My rating: 4 of 5 stars
I picked up Cairo mainly because I was curious about the author: my best friend had read Ms. Marvel, Vol. 1: No Normal & The Butterfly Mosque: A Young American Woman’s Journey to Love and Islam and I had heard a few interviews with Wilson herself about various topics. I was pleasantly surprised by Wilson’s interweaving stories about 6 strangers drawn together in Cairo & how their actions change the city around them.
Shaheed, a disaffected Muslim-American boy, meets Shams, a jinn, after his flight to Beirut is canceled and strands him in Cairo. Shams asks for Shaheed’s help in completing a quest to save a mysterious box. Constellating the pair are Kate, an American from Orange County, & Ali, an Egyptian journalist, who are both looking for more than what their upbringings offer them. Rounding out the group are Tova, a disillusioned Israeli soldier, and Ashraf, an Egyptian smuggler, who are tired of the choices they make just to get by in their daily life.

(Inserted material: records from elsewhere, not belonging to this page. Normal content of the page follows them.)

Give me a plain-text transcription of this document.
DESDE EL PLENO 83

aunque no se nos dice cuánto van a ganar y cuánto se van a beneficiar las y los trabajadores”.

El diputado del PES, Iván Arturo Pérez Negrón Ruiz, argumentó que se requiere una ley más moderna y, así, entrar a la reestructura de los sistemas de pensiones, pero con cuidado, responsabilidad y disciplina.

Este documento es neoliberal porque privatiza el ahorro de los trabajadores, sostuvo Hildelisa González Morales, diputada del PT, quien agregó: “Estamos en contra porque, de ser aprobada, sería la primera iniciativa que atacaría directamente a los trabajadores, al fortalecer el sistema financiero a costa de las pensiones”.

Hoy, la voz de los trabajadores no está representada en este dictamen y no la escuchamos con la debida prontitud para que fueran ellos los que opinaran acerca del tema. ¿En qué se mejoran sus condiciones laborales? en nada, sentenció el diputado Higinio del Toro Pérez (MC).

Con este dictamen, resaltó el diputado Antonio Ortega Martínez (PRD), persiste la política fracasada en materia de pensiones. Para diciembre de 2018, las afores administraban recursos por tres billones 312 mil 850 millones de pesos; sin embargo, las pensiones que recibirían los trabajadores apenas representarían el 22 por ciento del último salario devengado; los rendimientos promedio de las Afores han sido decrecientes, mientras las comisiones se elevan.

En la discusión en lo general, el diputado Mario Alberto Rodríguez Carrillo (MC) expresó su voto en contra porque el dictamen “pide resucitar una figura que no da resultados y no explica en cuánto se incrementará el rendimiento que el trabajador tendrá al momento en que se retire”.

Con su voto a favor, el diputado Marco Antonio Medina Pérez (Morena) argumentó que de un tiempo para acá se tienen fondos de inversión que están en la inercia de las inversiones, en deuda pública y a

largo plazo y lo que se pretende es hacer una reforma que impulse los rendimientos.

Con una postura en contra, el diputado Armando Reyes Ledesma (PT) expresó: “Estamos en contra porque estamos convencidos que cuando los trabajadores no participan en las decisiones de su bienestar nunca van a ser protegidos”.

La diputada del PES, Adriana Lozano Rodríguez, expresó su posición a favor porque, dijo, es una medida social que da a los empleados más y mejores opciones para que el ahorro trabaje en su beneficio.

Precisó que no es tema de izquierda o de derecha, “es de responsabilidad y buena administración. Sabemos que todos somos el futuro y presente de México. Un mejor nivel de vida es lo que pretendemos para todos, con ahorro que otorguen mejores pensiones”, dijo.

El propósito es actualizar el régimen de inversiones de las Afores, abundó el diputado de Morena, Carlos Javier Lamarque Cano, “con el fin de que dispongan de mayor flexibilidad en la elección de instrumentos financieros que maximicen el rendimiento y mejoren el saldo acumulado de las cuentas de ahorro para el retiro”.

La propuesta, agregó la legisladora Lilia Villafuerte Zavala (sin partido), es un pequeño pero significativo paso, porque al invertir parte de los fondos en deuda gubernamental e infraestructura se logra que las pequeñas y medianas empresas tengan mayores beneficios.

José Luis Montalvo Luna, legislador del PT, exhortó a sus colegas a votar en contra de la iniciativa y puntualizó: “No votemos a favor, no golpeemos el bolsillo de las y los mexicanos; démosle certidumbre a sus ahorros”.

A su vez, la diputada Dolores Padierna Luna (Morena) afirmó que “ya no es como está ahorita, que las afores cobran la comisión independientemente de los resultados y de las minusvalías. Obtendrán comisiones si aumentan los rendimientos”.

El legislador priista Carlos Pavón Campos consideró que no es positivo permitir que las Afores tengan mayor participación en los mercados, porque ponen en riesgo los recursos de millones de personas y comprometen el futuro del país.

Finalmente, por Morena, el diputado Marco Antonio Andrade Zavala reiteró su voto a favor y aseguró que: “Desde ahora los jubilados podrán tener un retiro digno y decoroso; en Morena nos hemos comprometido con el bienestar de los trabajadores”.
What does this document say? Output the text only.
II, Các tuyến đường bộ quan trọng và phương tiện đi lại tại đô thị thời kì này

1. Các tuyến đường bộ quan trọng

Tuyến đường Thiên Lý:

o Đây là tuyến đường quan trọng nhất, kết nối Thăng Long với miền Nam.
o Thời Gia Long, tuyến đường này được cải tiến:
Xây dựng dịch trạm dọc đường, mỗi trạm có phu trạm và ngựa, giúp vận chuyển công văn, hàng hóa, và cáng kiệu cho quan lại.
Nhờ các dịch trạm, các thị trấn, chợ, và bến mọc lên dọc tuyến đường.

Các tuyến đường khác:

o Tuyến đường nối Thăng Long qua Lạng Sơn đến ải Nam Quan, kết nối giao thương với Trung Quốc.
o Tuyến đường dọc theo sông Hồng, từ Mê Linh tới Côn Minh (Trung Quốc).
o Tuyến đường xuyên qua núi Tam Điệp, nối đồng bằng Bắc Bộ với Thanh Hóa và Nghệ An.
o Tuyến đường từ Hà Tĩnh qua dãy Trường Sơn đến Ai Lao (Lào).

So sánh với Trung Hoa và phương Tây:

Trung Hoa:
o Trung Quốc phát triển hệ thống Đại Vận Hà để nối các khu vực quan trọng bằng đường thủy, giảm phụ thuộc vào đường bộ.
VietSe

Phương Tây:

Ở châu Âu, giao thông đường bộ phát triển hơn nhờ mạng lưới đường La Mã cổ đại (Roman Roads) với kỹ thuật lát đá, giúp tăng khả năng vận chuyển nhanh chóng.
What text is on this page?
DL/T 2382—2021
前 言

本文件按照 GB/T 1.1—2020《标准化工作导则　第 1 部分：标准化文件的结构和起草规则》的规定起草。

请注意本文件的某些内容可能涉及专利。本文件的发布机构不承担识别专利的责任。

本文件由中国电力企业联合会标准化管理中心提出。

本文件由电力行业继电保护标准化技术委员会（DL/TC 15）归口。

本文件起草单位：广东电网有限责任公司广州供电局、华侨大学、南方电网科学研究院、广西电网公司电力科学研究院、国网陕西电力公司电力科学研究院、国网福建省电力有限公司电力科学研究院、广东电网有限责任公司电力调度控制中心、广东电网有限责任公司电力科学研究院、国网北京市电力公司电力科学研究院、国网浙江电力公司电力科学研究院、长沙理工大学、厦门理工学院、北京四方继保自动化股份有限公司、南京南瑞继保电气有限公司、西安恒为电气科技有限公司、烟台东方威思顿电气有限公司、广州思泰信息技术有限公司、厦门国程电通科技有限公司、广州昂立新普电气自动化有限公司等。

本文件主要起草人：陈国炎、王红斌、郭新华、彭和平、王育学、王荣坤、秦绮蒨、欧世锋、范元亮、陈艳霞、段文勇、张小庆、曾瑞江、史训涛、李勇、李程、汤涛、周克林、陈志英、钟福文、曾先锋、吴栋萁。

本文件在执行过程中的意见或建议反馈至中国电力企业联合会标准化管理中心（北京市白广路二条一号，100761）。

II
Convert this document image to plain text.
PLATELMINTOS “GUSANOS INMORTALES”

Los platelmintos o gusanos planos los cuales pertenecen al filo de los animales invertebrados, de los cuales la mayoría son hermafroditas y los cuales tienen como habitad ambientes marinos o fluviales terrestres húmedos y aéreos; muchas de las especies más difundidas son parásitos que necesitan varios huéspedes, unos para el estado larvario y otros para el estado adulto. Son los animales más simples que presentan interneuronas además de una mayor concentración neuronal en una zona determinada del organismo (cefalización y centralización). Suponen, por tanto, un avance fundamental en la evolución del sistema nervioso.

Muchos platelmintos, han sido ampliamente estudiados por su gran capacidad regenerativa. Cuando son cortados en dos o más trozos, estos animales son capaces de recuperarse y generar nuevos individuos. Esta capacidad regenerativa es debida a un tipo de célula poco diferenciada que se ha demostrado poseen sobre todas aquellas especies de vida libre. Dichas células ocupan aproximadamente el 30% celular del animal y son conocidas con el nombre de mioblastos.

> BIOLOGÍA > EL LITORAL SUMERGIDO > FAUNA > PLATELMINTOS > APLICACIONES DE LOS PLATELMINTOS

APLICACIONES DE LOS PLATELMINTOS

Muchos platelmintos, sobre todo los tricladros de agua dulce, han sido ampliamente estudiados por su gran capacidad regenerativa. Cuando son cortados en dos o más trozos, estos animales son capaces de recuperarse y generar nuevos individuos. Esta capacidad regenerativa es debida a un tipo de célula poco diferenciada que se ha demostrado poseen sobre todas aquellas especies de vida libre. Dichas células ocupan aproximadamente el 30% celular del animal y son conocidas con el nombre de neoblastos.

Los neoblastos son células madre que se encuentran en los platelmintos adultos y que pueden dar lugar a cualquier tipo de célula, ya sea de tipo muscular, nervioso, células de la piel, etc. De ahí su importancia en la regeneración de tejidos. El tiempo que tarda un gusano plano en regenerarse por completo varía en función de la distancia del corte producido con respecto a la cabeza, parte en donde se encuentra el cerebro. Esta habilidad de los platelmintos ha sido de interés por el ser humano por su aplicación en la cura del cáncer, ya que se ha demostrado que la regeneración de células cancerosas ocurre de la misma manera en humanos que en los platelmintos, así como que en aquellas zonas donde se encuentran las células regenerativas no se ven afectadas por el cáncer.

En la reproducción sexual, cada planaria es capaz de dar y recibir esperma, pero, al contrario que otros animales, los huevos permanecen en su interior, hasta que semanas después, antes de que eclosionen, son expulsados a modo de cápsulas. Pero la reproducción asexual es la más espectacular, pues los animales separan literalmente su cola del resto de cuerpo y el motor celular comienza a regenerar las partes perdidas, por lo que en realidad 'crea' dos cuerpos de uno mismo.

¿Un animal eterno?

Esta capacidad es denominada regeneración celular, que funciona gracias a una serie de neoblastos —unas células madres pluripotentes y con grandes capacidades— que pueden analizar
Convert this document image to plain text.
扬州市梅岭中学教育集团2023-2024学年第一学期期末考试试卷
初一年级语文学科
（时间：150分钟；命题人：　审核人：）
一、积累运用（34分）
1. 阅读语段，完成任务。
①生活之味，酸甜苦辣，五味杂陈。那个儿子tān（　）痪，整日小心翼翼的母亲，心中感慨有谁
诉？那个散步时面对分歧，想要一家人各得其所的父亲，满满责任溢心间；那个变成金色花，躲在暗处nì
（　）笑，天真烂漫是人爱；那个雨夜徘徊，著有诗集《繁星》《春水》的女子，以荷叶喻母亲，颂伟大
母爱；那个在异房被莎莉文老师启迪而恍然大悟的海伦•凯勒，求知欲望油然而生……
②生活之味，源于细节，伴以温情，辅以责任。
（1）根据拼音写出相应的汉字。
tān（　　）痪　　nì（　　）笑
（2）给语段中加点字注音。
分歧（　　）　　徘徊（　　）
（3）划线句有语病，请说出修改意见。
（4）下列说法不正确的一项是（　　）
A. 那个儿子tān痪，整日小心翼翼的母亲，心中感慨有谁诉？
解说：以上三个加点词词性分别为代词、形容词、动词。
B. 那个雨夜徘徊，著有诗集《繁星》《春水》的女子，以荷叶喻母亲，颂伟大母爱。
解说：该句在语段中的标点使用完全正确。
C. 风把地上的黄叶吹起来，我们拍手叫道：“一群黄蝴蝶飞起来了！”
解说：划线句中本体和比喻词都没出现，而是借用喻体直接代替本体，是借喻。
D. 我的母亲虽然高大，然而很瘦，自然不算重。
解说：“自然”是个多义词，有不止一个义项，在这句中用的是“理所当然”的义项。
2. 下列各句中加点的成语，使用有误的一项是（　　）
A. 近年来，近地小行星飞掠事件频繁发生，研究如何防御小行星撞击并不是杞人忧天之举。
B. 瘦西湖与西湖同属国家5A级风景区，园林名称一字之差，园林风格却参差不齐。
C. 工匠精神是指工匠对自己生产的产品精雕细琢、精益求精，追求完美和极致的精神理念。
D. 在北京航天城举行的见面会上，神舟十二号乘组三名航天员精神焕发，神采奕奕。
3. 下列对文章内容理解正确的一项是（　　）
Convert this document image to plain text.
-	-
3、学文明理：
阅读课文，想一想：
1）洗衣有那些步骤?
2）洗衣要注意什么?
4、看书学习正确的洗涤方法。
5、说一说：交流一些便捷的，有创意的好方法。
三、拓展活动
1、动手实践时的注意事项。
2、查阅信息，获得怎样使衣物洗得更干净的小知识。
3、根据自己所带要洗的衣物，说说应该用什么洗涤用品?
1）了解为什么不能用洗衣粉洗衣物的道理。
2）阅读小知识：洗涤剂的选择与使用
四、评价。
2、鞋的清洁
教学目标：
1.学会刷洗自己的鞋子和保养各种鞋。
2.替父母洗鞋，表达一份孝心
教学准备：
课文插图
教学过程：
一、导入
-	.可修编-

All of them have their part to play in keeping the box from the sinister Nar, a powerful figure in the underworld.
Wilson’s story moves fluidly, highlighting the contrasting personalities of her six characters, frequently dividing them & reuniting them. The middle section of the story is especially moving, forcing each character to face their struggle and forcing them to overcome it. Kate & Ali’s conflict in the Undernile especially struck a note with me, not simply because it expressed the despair & frustration anyone could face in a seemingly indifferent world. Their section demonstrated how powerful simple, genuine compassion can be. There were many moments in the story that brought tears to my eyes. M.K. Parker’s detailed, evocative drawings also helped land the emotional punches. Cairo is a dynamic story that mixes traditional & modern folklore & recalls a pure sense of loyalty & helping others that recalls Silver Age superhero comics–the difference being that Wilson’s comic suggests those heroes can be found in the people around us.